Em um destino complexo como o Rio, a agência de viagens atua como um gestor de riscos. O crescimento de 19% no setor de receptivo mostra que o turista prefere pagar um prêmio por transfers certificados e guias especializados do que depender de aplicativos de transporte em áreas desconhecidas.
O levantamento mais recente da Braztoa revela uma divisão estratégica de mercado que explica a resiliência das agências frente às gigantes do Vale do Silício, o faturamento do segmentação de destinos Internacionais superou 16 bilhões de Reais. A complexidade de vistos, conexões aéreas instáveis e a necessidade de assistência 24h devolveram o protagonismo aos agentes de viagens.
O Rio de Janeiro liderou as vendas para os períodos de pico como Réveillon e Carnaval. As agências conseguiram cativar a experiência carioca com exclusividade, acesso a camarotes, hotéis com late check-out e tours privativos, algo que as OTAs, focadas em escala e não em personalização, têm dificuldade em replicar.
As agências estão investindo em IA para antecipar problemas logísticos antes que o cliente perceba, enquanto as OTAs permanecem presas a modelos de suporte baseados em chatbots de baixa resolução. Isso explica por que 48% dos Millennials e da Geração Z agora declaram preferir consultar um especialista para viagens de longa distância ou alto custo.
A batalha entre agências e OTAs nos últimos cinco anos provou que o mercado é suficientemente grande para ambos, mas as margens de lucro e a fidelidade do cliente migraram para onde há atendimento humano.

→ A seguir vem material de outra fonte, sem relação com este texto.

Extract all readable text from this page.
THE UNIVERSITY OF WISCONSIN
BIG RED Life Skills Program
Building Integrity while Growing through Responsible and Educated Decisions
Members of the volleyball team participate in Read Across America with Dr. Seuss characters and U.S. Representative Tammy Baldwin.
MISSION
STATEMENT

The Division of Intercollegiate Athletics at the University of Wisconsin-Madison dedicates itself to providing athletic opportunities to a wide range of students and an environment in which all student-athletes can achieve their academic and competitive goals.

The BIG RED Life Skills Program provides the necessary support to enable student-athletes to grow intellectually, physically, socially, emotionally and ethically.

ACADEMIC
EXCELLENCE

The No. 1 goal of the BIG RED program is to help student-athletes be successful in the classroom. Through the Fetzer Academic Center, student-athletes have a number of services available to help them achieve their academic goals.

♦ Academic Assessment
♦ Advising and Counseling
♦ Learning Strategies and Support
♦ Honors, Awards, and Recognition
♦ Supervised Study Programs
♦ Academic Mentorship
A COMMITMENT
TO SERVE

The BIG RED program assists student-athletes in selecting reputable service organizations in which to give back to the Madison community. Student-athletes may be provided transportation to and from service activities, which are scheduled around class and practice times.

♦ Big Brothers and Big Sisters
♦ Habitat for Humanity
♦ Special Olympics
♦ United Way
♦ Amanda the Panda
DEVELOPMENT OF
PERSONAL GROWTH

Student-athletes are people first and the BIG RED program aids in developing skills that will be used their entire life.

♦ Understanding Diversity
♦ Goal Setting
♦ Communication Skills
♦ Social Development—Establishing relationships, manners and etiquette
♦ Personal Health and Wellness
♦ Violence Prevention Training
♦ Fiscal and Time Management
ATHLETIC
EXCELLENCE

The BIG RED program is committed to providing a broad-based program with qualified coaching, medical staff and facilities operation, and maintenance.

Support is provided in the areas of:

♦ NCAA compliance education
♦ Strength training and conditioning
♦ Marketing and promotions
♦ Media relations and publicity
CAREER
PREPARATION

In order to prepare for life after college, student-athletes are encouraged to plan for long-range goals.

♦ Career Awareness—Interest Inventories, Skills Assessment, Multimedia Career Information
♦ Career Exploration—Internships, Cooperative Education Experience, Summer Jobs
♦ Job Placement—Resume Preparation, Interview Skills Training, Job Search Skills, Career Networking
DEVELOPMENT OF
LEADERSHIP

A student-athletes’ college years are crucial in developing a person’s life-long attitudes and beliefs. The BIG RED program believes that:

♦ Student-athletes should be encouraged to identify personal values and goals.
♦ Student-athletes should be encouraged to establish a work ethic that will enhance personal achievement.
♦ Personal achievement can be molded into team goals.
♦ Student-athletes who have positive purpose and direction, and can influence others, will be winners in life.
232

As operadoras brasileiras, representadas pela Braztoa, provaram que a agência de viagens moderna é, na verdade, uma consultoria de gestão de sonhos. No Rio de Janeiro ou em Dubai, o turista de 2026 aprendeu que o barato de uma reserva automatizada pode sair caro quando o imprevisto acontece. O crescimento das agências é a vitória da confiança sobre o clique.